In Mike Trout and Clayton Kershaw, game's best win MVP awards
In Mike Trout and Clayton Kershaw, game's best win MVP awards /

Mike Trout and Clayton Kershaw won Most Valuable Player honors in the American and National League on Thursday night. Trout was a unanimous selection and, having just turned 23 in August, is the fifth-youngest player to receive the MVP award since its introduction in 1911 and the youngest since Cal Ripken Jr. in 1983. Kershaw, who received 18 of a possible 30 votes to edge out runner-up Giancarlo Stanton of the Marlins, is the first National League pitcher to win the MVP since Bob Gibson in 1968. 

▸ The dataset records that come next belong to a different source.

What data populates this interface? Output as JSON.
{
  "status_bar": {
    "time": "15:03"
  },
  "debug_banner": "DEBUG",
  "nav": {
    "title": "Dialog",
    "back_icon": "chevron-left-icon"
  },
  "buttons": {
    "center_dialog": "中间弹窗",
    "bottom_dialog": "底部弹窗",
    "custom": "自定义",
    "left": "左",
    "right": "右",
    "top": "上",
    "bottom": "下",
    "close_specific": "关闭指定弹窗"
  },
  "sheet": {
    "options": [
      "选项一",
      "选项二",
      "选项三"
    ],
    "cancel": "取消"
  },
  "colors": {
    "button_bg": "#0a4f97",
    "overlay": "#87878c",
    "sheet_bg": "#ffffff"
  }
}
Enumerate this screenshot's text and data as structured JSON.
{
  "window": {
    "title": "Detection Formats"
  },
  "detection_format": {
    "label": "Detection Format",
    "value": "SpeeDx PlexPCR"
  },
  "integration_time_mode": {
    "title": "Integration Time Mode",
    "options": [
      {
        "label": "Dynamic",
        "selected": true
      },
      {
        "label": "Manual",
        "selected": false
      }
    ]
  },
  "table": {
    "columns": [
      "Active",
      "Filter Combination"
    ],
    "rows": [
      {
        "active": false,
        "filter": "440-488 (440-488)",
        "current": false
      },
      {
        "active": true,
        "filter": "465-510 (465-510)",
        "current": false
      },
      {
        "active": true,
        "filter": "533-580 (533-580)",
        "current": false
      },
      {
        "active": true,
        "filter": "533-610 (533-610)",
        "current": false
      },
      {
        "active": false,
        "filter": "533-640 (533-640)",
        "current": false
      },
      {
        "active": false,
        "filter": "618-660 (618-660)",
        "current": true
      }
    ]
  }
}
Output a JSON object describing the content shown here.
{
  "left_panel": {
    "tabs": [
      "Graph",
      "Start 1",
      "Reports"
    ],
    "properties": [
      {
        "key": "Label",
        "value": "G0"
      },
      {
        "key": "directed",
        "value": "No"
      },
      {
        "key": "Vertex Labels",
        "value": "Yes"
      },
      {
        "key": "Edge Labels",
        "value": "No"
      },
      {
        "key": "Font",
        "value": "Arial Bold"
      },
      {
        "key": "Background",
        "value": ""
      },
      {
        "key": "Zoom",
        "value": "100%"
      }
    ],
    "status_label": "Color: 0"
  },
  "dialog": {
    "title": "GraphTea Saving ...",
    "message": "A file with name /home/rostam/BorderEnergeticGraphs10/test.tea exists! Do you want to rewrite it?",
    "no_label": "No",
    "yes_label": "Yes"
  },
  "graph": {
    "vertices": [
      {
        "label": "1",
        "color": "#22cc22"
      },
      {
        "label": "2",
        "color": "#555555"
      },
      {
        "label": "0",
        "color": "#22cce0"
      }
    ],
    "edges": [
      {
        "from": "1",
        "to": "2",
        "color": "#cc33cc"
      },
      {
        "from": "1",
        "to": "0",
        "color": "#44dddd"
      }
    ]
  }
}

Kershaw, who won the NL Cy Young award unanimously on Wednesday, went 21-3 with a 1.77 ERA in 27 starts for the Dodgers this year, though he missed all of April due to a teres major strain. As a result, his 198 1/3 innings pitched this season were the fewest ever by a starting pitcher in an MVP-winning season by more than 50 innings. The previous low was Justin Verlander’s 251 innings in his AL MVP season in 2011. Prior to Verlander, a starting pitcher hadn’t won the MVP award in either league since Roger Clemens in the AL in 1986.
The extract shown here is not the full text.